<em>Samsara</em> presents a globe-spanning look at the world's sacred grounds, disaster zones, industrial complexes, and natural wonders.

Samsara is usually understood as the world of life, death, and reincarnation, though a simpler way to translate it is “the whirling world of change.: The latter suits the purposes of Ron Fricke’s Koyansaquatsi-styled film, which opens and closes with images of dance as metaphor and includes, as cinematic flourish, scene after scene of cameras staring into eyes that stare back at us.

The images and music are mostly beautiful, though the film would be a bogus meditation without some sense of the darkness after the light. And thus it opens on a trio of ornately made-up gamelan dancers and then shifts to images of a dead child preserved in some liquid. Perhaps the most disconcerting imagery is saved for what amounts to social commentary — ironic pictures of a mass chicken butchering plant. We don’t see the creatures actually killed, but the gigantic plant with workers in surgical attire gives you creepy pause, especially when combined with later images of trash pickers in a massive dump. Here, the whirling world is summed up with blades and waste.

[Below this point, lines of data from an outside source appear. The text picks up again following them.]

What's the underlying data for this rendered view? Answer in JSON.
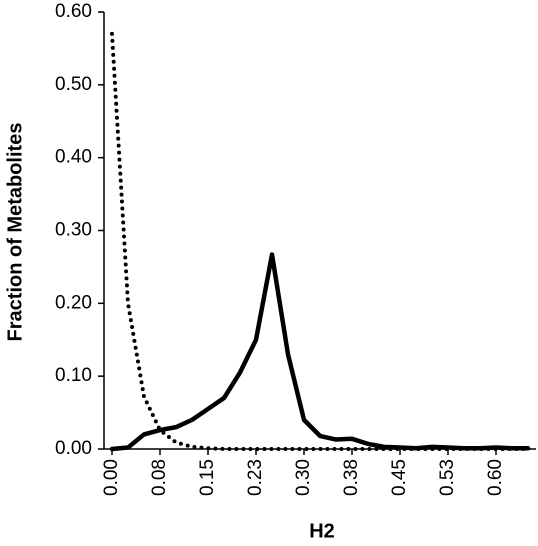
{
  "chart_data": {
    "type": "line",
    "x_label": "H2",
    "y_label": "Fraction of Metabolites",
    "x": [
      0,
      0.025,
      0.05,
      0.075,
      0.1,
      0.125,
      0.15,
      0.175,
      0.2,
      0.225,
      0.25,
      0.275,
      0.3,
      0.325,
      0.35,
      0.375,
      0.4,
      0.425,
      0.45,
      0.475,
      0.5,
      0.525,
      0.55,
      0.575,
      0.6,
      0.625,
      0.65
    ],
    "series": [
      {
        "color": "#000000",
        "line_style": "solid",
        "values": [
          0,
          0.002,
          0.02,
          0.026,
          0.03,
          0.04,
          0.055,
          0.07,
          0.105,
          0.15,
          0.267,
          0.13,
          0.04,
          0.018,
          0.013,
          0.014,
          0.007,
          0.003,
          0.002,
          0.001,
          0.003,
          0.002,
          0.001,
          0.001,
          0.002,
          0.001,
          0.001
        ]
      },
      {
        "color": "#000000",
        "line_style": "dotted",
        "values": [
          0.57,
          0.2,
          0.072,
          0.026,
          0.009,
          0.003,
          0.001,
          0,
          0,
          0,
          0,
          0,
          0,
          0,
          0,
          0,
          0,
          0,
          0,
          0,
          0,
          0,
          0,
          0,
          0,
          0,
          0
        ]
      }
    ],
    "xlim": [
      -0.0125,
      0.6625
    ],
    "xticks": [
      {
        "value": 0,
        "label": "0.00"
      },
      {
        "value": 0.075,
        "label": "0.08"
      },
      {
        "value": 0.15,
        "label": "0.15"
      },
      {
        "value": 0.225,
        "label": "0.23"
      },
      {
        "value": 0.3,
        "label": "0.30"
      },
      {
        "value": 0.375,
        "label": "0.38"
      },
      {
        "value": 0.45,
        "label": "0.45"
      },
      {
        "value": 0.525,
        "label": "0.53"
      },
      {
        "value": 0.6,
        "label": "0.60"
      }
    ],
    "ylim": [
      0,
      0.6
    ],
    "yticks": [
      {
        "value": 0,
        "label": "0.00"
      },
      {
        "value": 0.1,
        "label": "0.10"
      },
      {
        "value": 0.2,
        "label": "0.20"
      },
      {
        "value": 0.3,
        "label": "0.30"
      },
      {
        "value": 0.4,
        "label": "0.40"
      },
      {
        "value": 0.5,
        "label": "0.50"
      },
      {
        "value": 0.6,
        "label": "0.60"
      }
    ]
  }
}
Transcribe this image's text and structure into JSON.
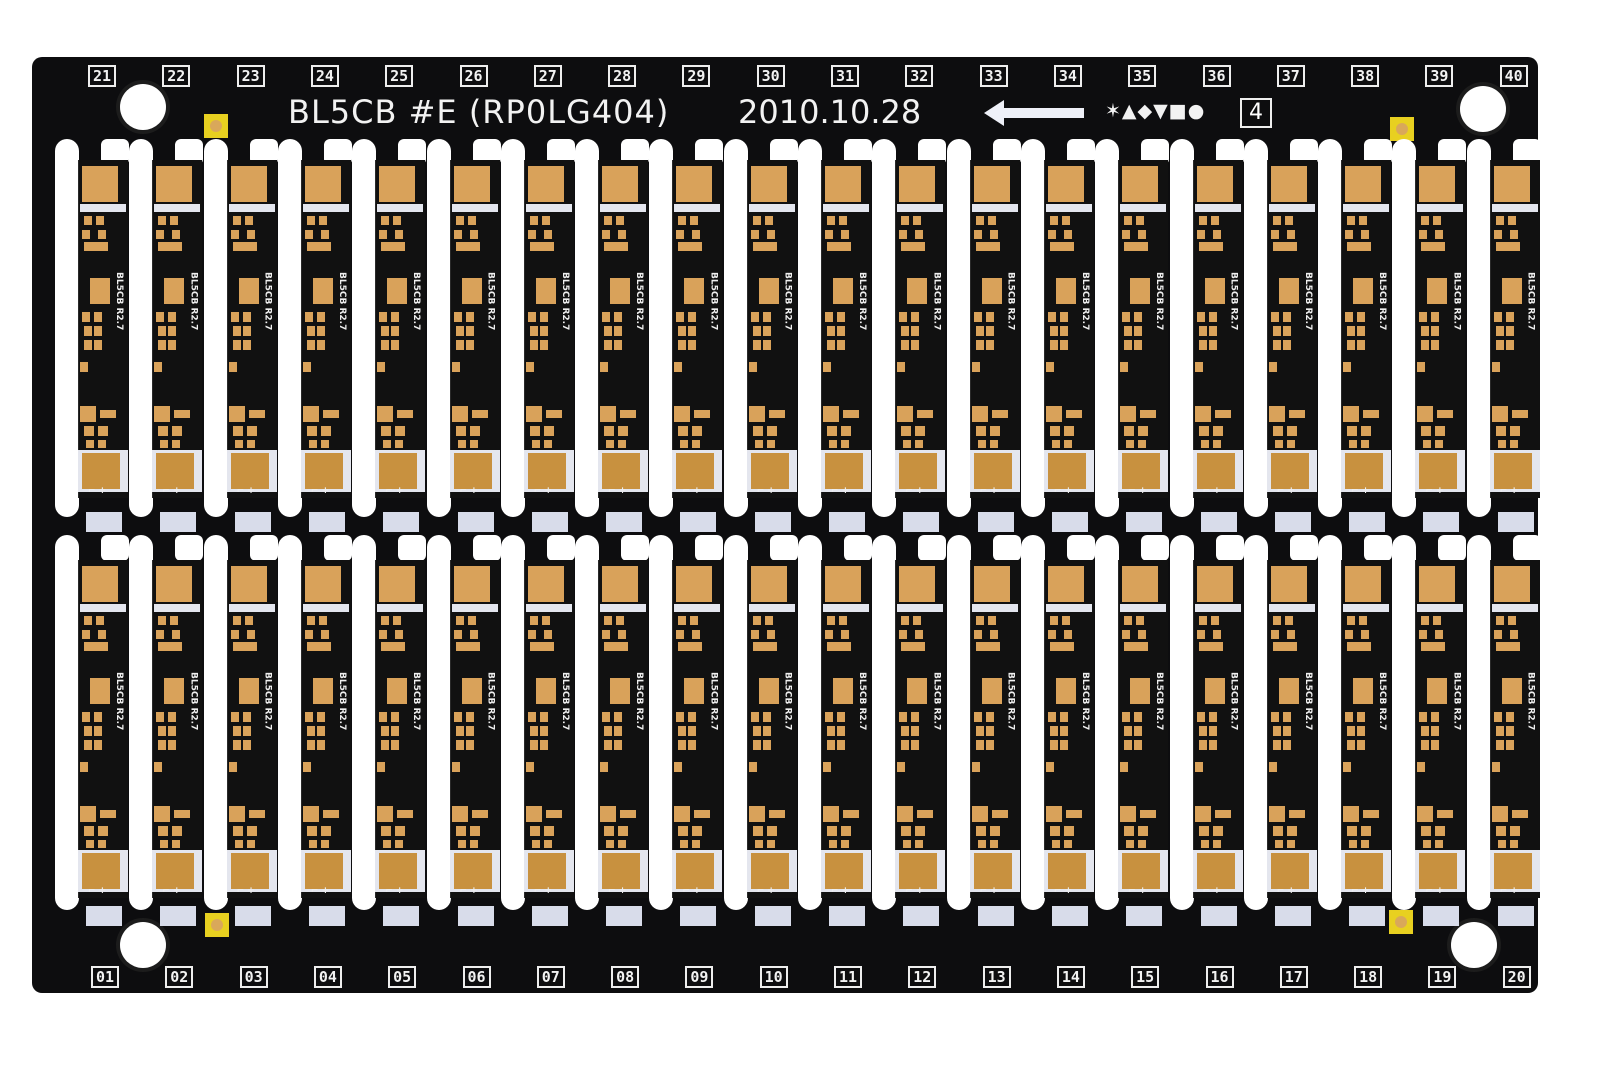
{
  "header": {
    "title": "BL5CB #E (RP0LG404)",
    "date": "2010.10.28",
    "symbols": "✶▲◆▼■●",
    "panel_number": "4"
  },
  "strip_label": "BL5CB R2.7",
  "polarity_mark": "⌐ +",
  "top_numbers": [
    "21",
    "22",
    "23",
    "24",
    "25",
    "26",
    "27",
    "28",
    "29",
    "30",
    "31",
    "32",
    "33",
    "34",
    "35",
    "36",
    "37",
    "38",
    "39",
    "40"
  ],
  "bottom_numbers": [
    "01",
    "02",
    "03",
    "04",
    "05",
    "06",
    "07",
    "08",
    "09",
    "10",
    "11",
    "12",
    "13",
    "14",
    "15",
    "16",
    "17",
    "18",
    "19",
    "20"
  ],
  "colors": {
    "solder_mask": "#0d0d0f",
    "copper": "#d9a25a",
    "silkscreen": "#f0f0f0",
    "fiducial": "#e8d020"
  }
}
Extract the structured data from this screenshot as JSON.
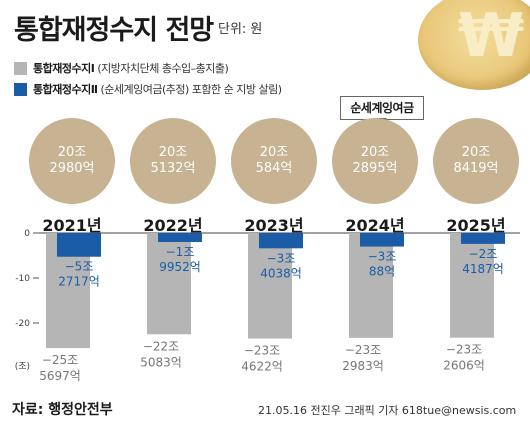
{
  "header": {
    "title": "통합재정수지 전망",
    "unit": "단위: 원"
  },
  "legend": [
    {
      "name": "통합재정수지Ⅰ",
      "desc": "(지방자치단체 총수입–총지출)",
      "color": "#b5b5b5"
    },
    {
      "name": "통합재정수지Ⅱ",
      "desc": "(순세계잉여금(추정) 포함한 순 지방 살림)",
      "color": "#1a5da6"
    }
  ],
  "annotation": "순세계잉여금",
  "coin_icon": "won-coin-icon",
  "chart_data": {
    "type": "bar",
    "categories": [
      "2021년",
      "2022년",
      "2023년",
      "2024년",
      "2025년"
    ],
    "surplus": {
      "values": [
        20.298,
        20.5132,
        20.0584,
        20.2895,
        20.8419
      ],
      "labels": [
        [
          "20조",
          "2980억"
        ],
        [
          "20조",
          "5132억"
        ],
        [
          "20조",
          "584억"
        ],
        [
          "20조",
          "2895억"
        ],
        [
          "20조",
          "8419억"
        ]
      ],
      "color": "#c7b392"
    },
    "series": [
      {
        "name": "통합재정수지Ⅰ",
        "color": "#b5b5b5",
        "values": [
          -25.5697,
          -22.5083,
          -23.4622,
          -23.2983,
          -23.2606
        ],
        "labels": [
          [
            "−25조",
            "5697억"
          ],
          [
            "−22조",
            "5083억"
          ],
          [
            "−23조",
            "4622억"
          ],
          [
            "−23조",
            "2983억"
          ],
          [
            "−23조",
            "2606억"
          ]
        ]
      },
      {
        "name": "통합재정수지Ⅱ",
        "color": "#1a5da6",
        "values": [
          -5.2717,
          -1.9952,
          -3.4038,
          -3.0088,
          -2.4187
        ],
        "labels": [
          [
            "−5조",
            "2717억"
          ],
          [
            "−1조",
            "9952억"
          ],
          [
            "−3조",
            "4038억"
          ],
          [
            "−3조",
            "88억"
          ],
          [
            "−2조",
            "4187억"
          ]
        ]
      }
    ],
    "yticks": [
      0,
      -10,
      -20
    ],
    "yticklabels": [
      "0",
      "-10",
      "-20"
    ],
    "yunit": "(조)",
    "ylim": [
      -28,
      0
    ]
  },
  "footer": {
    "source": "자료: 행정안전부",
    "credit": "21.05.16 전진우 그래픽 기자 618tue@newsis.com"
  }
}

But most of the film is a stunning travelogue leaning on the cosmic and, failing that, the religious. It’s all pretty universal, with time lapse shots from inside cathedrals, mosques, and Buddhist monasteries. Never strong enough to completely horrify or transport, Fricke’s film means to make us stare at ourselves. At the very least, it’s a fine escape into the real and strange vicissitudes of life.